Antes de viajar, busqué un parking que estuviera bien situado y que me permitiera dejar el coche durante varias horas. Para mí era importante encontrar una ubicación desde la que pudiera comenzar fácilmente mi recorrido en bicicleta. Después de comparar diferentes alternativas, elegí una opción que se ajustaba a mis necesidades y organicé la visita teniendo en cuenta dónde iba a estacionar.
Cuando llegué a Bilbao, dejé el coche en el parking y sentí que empezaba realmente mi experiencia. En lugar de utilizar el vehículo para moverme de un sitio a otro, preparé la bicicleta y comencé a recorrer la ciudad. Me pareció una forma mucho más dinámica y entretenida de conocer Bilbao, especialmente porque podía desplazarme con libertad y detenerme cuando encontraba algún lugar que me llamaba la atención.
Uno de los primeros recorridos que hice fue por las zonas próximas a la ría. Pedalear junto al agua me permitió disfrutar de una perspectiva diferente de la ciudad. Mientras avanzaba, fui descubriendo edificios, puentes y espacios urbanos que probablemente habría pasado por alto si hubiera realizado todo el recorrido en coche.
También aproveché para acercarme a algunos de los lugares más conocidos de Bilbao. Una de las ventajas de utilizar la bicicleta fue que podía recorrer distancias relativamente largas sin cansarme demasiado y, al mismo tiempo, mantener un ritmo tranquilo.
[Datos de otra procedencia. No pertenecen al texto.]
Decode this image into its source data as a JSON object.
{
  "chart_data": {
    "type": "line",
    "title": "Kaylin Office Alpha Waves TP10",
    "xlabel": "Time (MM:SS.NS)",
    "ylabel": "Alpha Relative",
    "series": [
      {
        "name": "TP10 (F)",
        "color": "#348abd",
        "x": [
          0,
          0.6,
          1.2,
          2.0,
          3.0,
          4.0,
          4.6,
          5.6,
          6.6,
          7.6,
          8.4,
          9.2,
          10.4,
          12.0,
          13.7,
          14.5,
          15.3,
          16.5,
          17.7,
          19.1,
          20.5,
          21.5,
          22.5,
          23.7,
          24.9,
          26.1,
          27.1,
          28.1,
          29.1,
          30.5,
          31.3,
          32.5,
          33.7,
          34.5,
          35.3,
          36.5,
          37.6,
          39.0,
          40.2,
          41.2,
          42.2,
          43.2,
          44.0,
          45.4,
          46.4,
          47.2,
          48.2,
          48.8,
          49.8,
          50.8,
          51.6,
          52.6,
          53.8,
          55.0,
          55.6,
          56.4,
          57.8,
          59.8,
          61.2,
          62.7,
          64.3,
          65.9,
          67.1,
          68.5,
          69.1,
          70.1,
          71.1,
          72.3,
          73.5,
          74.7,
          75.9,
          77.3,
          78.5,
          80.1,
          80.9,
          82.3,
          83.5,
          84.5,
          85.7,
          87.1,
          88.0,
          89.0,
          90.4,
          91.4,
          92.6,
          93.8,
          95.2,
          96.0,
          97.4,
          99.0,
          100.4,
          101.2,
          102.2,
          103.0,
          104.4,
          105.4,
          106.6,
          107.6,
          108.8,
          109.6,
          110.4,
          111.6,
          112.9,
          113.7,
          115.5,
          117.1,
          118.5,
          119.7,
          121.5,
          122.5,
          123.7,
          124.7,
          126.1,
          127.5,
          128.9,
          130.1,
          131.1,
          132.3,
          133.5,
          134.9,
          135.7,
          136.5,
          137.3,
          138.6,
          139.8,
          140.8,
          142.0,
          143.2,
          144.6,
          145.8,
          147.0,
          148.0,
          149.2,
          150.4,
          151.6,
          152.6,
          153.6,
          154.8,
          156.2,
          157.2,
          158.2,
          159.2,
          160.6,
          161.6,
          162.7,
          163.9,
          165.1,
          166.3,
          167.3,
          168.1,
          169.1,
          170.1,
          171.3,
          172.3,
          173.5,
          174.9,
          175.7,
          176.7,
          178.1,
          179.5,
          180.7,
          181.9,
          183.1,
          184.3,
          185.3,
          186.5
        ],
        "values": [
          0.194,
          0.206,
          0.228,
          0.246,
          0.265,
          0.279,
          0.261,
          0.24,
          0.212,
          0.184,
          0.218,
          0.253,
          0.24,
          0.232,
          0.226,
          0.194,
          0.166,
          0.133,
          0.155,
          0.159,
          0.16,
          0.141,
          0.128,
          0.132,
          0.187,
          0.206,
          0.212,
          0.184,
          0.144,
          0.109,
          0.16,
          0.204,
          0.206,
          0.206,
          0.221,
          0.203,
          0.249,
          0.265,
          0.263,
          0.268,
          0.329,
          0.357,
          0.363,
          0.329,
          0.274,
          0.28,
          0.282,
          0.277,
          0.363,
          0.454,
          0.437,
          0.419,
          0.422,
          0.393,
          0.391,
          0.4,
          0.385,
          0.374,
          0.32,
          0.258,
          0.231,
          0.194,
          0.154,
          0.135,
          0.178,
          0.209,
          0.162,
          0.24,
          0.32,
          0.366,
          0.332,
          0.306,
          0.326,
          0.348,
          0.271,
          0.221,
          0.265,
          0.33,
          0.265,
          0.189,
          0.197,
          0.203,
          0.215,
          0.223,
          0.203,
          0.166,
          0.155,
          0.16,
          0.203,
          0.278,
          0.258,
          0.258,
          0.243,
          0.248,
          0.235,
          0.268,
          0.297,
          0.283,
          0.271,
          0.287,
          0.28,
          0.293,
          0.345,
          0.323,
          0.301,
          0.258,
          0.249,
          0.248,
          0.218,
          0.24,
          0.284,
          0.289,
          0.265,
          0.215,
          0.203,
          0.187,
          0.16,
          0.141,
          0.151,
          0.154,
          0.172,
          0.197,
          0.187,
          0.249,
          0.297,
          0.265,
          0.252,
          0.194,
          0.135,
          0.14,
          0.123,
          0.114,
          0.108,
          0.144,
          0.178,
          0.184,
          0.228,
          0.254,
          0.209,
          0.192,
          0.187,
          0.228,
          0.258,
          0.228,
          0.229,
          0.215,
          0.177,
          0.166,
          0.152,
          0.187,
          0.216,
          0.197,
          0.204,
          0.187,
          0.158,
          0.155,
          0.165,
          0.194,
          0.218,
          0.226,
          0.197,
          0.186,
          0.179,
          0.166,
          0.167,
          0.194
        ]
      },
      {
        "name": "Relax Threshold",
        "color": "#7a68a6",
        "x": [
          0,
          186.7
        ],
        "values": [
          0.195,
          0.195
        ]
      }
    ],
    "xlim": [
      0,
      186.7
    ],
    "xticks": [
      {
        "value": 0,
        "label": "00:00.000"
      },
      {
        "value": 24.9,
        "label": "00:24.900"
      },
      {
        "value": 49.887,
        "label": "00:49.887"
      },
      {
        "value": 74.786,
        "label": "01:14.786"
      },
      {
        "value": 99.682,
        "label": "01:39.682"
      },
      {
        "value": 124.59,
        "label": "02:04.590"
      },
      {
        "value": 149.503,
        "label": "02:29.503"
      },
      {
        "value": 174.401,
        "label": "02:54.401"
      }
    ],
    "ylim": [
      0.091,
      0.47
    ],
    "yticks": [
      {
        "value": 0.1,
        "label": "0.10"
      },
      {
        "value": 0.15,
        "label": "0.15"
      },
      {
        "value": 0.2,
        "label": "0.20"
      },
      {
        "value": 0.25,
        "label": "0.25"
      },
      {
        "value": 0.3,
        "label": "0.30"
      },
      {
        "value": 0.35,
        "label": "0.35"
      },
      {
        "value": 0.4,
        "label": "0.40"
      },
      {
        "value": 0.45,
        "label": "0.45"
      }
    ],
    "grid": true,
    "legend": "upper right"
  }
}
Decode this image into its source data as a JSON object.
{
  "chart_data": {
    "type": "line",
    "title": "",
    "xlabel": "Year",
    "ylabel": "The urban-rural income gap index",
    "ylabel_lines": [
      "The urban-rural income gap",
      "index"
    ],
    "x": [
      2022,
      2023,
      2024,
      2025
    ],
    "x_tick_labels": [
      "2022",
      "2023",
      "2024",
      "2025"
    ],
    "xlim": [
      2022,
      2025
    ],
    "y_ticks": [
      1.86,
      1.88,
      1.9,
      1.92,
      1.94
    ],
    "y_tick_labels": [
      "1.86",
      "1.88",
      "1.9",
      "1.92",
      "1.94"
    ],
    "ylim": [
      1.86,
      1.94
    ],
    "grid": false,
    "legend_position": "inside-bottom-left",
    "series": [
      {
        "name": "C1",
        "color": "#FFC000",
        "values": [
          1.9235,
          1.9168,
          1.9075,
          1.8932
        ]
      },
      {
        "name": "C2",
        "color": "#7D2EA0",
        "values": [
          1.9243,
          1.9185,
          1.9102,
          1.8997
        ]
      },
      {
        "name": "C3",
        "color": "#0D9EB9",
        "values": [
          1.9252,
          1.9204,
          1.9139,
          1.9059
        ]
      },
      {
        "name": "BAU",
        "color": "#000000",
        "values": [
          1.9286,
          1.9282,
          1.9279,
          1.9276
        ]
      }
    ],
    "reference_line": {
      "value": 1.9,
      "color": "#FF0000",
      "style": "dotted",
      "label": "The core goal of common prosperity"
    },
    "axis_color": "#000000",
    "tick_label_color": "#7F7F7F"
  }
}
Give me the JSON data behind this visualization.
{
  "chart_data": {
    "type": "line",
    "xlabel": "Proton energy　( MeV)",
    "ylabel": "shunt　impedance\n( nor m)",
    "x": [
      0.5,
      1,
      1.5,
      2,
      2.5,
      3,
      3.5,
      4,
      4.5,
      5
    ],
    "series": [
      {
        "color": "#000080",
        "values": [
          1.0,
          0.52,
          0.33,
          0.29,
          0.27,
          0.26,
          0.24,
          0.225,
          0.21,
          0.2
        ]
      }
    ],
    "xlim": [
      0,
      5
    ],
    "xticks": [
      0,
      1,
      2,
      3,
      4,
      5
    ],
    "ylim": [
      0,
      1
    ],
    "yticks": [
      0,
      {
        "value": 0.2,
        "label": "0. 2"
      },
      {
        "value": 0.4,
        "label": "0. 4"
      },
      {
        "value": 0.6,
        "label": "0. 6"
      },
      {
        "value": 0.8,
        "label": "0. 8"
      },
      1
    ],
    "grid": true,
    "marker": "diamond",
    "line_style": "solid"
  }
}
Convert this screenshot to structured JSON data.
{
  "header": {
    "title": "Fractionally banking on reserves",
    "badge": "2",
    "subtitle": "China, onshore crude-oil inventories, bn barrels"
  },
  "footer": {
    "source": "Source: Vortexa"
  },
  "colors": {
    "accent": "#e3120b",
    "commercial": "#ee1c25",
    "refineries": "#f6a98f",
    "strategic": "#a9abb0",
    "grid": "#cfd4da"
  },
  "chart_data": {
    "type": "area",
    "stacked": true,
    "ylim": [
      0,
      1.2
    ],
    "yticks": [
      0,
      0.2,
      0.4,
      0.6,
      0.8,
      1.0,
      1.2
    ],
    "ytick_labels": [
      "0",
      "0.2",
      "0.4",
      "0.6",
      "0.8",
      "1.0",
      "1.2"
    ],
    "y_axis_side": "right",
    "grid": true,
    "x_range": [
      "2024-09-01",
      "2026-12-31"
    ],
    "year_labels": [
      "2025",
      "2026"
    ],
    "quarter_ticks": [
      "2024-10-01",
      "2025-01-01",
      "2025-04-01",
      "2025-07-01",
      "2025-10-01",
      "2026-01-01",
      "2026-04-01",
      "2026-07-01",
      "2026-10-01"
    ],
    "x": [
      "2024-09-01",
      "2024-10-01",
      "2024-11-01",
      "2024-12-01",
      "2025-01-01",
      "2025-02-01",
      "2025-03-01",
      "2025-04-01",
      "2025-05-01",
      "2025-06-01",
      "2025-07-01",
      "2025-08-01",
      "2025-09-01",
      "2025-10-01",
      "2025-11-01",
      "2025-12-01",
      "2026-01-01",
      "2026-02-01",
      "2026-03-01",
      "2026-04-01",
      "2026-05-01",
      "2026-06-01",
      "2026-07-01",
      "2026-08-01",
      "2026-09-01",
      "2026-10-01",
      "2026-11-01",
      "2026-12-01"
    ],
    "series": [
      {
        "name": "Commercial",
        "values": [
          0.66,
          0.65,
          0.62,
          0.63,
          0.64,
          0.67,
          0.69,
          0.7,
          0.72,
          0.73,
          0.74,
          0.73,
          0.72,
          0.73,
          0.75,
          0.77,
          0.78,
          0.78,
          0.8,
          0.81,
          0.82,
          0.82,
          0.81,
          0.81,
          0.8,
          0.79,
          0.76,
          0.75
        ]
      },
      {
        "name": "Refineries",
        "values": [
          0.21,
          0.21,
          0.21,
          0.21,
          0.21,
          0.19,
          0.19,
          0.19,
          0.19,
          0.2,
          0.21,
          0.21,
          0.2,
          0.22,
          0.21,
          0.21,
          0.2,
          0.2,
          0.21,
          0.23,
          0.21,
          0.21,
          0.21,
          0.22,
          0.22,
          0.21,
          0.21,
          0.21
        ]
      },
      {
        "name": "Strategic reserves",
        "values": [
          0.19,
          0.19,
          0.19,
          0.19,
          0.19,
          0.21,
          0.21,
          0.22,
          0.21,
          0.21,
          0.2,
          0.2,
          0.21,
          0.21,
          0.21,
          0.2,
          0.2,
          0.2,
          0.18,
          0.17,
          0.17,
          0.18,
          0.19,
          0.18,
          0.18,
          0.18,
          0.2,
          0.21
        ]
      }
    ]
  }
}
No tenía que seguir necesariamente una ruta estricta: podía parar, hacer fotografías, descansar o cambiar de dirección cuando quisiera.
La bicicleta también me permitió disfrutar más del ambiente de la ciudad. Pude observar a la gente, conocer diferentes barrios y descubrir pequeñas calles y rincones que no tenía previstos visitar. Para mí, esa posibilidad de improvisar hizo que el recorrido fuera mucho más interesante.
Otra ventaja fue poder olvidarme del problema del aparcamiento durante el resto del día. Como había dejado el coche en un parking del centro, no tenía que buscar una nueva plaza cada vez que quería visitar otra zona. Simplemente utilizaba la bicicleta para desplazarme y regresaba al parking al finalizar la visita.
Al final de la jornada, volví al lugar donde había dejado el coche bastante satisfecho con la experiencia. Había conseguido conocer una buena parte de Bilbao sin pasar el día conduciendo y, además, había disfrutado del ejercicio y del aire libre.
Después de esta experiencia, considero que combinar un parking en Bilbao centro con el uso de la bicicleta es una alternativa muy cómoda para visitar la ciudad. Para mí, dejar el coche aparcado y utilizar la bicicleta me permitió aprovechar mejor el tiempo, moverme con mayor libertad y descubrir Bilbao desde una perspectiva mucho más cercana. Sin duda, repetiría la experiencia en una próxima visita.